Lastly, the consultancy provided guidance on setting up open-source observability tools on Kubernetes. We implemented Prometheus and Grafana to monitor application health metrics through a dashboard. We explored both Loki and Graylog for logging tools in Kubernetes and ultimately chose Graylog due to Loki’s limited functionality at the time. It’s worth noting that Loki has since made significant advancements and may now serve as a suitable built-in logging tool integrated with Grafana.
In general, by seeking guidance from experts, I was able to avoid many issues during this phase. However, there was still much to learn, additional tools to explore, and room for further improvements.
Lastly, I want to share my recent learnings from working at my current company, Brex. When I joined in January 2020, Brex already had a Foundation organization consisting of multiple teams responsible for maintaining our build and release process, as well as our cloud infrastructure, including multiple Kubernetes clusters. In January 2021, I transitioned into this organization and gained invaluable knowledge from my experienced colleagues, particularly regarding software releases and Kubernetes cluster management.
Initially, we used Helm to template and create new releases for each microservice’s Kubernetes resources. We would then utilize our custom deployment manager to apply updated Helm charts to the cluster and roll out changes. However, we eventually transitioned to a GitOps approach, leveraging the Flux open-source project. GitOps allows us to easily track and reproduce the cluster’s current state by maintaining all Kubernetes resources in a Git repository. This repository serves as the single source of truth for our Kubernetes cluster, and Flux operators continuously monitor the repository for updates, automatically reconciling and applying changes to the cluster. This approach provides better visibility into the expected state of the cluster and facilitates troubleshooting any discrepancies between the GitOps state and the cluster state. It’s worth noting that while we no longer rely on Helm for the GitOps approach, we still utilize its templating engine. Our CI/CD process generates finalized Kubernetes resources and Flux-compliant Kustomizations, which are then managed by another custom release management service.
Once again, learning from knowledgeable teammates and collaborating on these systems has been immensely valuable. I’ve gained significant insights from our build platform, release platform, and cloud infrastructure teams, who continuously enhance the maturity of our clusters. The rapid growth of the company and its underlying infrastructure has contributed to my own professional growth and expanded expertise.
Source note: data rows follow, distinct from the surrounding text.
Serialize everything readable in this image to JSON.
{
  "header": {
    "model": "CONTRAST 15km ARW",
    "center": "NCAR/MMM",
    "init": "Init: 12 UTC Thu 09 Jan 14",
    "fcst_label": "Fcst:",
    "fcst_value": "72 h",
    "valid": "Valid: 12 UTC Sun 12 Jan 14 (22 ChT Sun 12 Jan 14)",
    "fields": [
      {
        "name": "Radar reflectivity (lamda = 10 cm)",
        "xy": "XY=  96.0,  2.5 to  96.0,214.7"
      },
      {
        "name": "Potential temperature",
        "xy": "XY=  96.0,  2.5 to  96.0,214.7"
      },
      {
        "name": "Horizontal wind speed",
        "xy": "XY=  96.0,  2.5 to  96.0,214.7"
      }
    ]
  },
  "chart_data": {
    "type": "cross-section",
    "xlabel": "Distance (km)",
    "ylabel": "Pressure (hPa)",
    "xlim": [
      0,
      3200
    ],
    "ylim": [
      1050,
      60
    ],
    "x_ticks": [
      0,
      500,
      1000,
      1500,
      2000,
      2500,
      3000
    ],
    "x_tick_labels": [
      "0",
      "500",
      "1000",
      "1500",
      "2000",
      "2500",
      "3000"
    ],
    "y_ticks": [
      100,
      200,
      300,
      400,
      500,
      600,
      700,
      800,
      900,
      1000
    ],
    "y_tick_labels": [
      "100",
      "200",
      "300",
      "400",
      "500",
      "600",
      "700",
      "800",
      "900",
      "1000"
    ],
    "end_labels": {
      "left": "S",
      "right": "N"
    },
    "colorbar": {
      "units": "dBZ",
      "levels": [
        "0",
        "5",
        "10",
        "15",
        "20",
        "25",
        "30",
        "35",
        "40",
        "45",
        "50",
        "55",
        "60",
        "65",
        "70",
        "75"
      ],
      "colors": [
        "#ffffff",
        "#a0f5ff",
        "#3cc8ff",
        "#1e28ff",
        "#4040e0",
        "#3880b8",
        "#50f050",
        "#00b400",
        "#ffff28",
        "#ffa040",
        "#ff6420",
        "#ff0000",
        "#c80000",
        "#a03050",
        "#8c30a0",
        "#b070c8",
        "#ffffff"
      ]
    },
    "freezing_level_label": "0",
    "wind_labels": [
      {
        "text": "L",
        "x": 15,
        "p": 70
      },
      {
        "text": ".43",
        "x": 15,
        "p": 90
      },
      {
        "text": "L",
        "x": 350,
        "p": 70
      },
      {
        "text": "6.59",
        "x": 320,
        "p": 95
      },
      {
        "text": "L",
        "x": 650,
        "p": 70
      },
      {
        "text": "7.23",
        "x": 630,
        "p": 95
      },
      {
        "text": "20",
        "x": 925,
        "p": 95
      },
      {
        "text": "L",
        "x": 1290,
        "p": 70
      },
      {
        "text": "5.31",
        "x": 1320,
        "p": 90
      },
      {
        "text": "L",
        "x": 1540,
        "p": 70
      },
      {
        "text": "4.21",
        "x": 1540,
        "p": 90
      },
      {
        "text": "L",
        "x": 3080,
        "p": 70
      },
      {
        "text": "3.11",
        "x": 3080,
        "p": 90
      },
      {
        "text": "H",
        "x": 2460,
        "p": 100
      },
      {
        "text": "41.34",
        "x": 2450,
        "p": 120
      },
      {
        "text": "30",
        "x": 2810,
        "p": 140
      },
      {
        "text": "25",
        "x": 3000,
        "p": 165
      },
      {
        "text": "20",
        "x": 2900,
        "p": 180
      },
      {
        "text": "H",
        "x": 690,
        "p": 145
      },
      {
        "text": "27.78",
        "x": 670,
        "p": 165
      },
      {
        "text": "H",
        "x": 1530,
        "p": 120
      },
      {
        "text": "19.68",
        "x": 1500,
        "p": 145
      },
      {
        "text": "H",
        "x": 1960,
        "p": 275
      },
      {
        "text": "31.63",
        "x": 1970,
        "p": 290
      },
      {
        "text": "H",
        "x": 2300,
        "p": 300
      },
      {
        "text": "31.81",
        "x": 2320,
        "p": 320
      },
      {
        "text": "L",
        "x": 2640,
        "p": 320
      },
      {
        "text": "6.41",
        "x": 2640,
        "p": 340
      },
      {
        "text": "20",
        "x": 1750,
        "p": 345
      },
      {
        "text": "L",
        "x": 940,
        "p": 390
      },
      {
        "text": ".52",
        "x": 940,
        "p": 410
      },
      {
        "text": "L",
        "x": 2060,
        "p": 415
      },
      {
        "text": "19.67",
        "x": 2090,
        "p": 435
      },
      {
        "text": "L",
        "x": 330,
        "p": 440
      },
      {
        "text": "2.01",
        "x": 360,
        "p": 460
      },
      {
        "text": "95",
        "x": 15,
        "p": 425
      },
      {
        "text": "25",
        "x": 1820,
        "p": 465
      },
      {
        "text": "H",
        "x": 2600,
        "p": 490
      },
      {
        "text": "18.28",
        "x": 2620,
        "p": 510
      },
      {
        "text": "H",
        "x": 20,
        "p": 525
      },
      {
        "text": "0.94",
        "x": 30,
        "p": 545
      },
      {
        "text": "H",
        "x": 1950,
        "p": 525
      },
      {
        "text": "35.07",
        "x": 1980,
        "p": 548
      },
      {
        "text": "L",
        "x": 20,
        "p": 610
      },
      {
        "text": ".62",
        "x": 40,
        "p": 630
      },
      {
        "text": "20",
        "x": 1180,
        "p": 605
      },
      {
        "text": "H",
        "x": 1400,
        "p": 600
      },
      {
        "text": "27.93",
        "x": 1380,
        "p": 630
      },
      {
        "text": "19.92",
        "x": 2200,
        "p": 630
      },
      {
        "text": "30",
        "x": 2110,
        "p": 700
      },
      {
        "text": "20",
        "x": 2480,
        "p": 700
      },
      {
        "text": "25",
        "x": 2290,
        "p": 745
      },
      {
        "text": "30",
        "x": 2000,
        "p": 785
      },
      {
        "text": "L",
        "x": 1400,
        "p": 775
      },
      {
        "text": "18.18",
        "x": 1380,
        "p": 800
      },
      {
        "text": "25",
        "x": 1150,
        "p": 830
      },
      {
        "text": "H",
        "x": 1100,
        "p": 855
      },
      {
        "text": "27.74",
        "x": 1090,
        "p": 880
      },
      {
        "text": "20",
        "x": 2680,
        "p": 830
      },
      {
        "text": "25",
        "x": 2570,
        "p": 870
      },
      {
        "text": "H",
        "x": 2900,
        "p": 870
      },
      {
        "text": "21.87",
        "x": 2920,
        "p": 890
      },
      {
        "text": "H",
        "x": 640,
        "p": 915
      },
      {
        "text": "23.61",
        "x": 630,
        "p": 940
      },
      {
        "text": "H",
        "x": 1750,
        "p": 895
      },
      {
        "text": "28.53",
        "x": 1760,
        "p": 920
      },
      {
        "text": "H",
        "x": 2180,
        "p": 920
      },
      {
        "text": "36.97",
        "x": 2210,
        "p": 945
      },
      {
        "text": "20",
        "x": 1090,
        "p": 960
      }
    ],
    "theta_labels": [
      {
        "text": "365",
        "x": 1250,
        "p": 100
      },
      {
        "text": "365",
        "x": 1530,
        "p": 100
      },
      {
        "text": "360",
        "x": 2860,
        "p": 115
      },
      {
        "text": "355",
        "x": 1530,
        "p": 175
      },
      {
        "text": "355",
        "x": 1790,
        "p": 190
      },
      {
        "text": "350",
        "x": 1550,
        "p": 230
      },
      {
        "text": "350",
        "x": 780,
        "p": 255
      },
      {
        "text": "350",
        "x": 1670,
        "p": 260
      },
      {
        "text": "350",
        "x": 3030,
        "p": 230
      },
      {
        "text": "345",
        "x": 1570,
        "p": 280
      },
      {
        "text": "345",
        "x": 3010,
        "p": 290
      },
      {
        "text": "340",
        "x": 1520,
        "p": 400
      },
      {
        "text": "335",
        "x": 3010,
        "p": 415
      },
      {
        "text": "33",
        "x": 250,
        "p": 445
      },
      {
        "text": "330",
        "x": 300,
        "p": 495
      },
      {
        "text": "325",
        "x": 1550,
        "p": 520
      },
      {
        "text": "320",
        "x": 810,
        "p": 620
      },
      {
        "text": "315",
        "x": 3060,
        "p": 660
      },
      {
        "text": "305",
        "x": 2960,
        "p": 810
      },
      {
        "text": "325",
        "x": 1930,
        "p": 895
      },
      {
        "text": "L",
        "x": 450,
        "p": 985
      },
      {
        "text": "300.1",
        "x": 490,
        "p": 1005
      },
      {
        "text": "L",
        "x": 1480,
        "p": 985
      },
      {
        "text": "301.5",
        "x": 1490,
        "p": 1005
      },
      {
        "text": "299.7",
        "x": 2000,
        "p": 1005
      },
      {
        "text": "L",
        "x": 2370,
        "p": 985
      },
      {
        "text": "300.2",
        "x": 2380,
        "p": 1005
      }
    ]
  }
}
Reflecting on these learnings, if I were starting a new company, I would likely reconsider using Kubernetes initially, despite my current comfort with it. There are simpler services like Amazon Elastic Container Service (ECS) for deploying containerized workflows on AWS. The cognitive overhead for developers to run their software on Kubernetes has been an important realization. Most developers may not possess the knowledge or time to fully understand the intricacies of Kubernetes. For smaller companies without the necessary resources to abstract and maintain these systems, it could potentially slow down developers or introduce unnecessary issues. However, as a company scales and has multiple software projects to deploy, Kubernetes becomes a suitable choice because of its ability to leverage platform characteristics across all applications.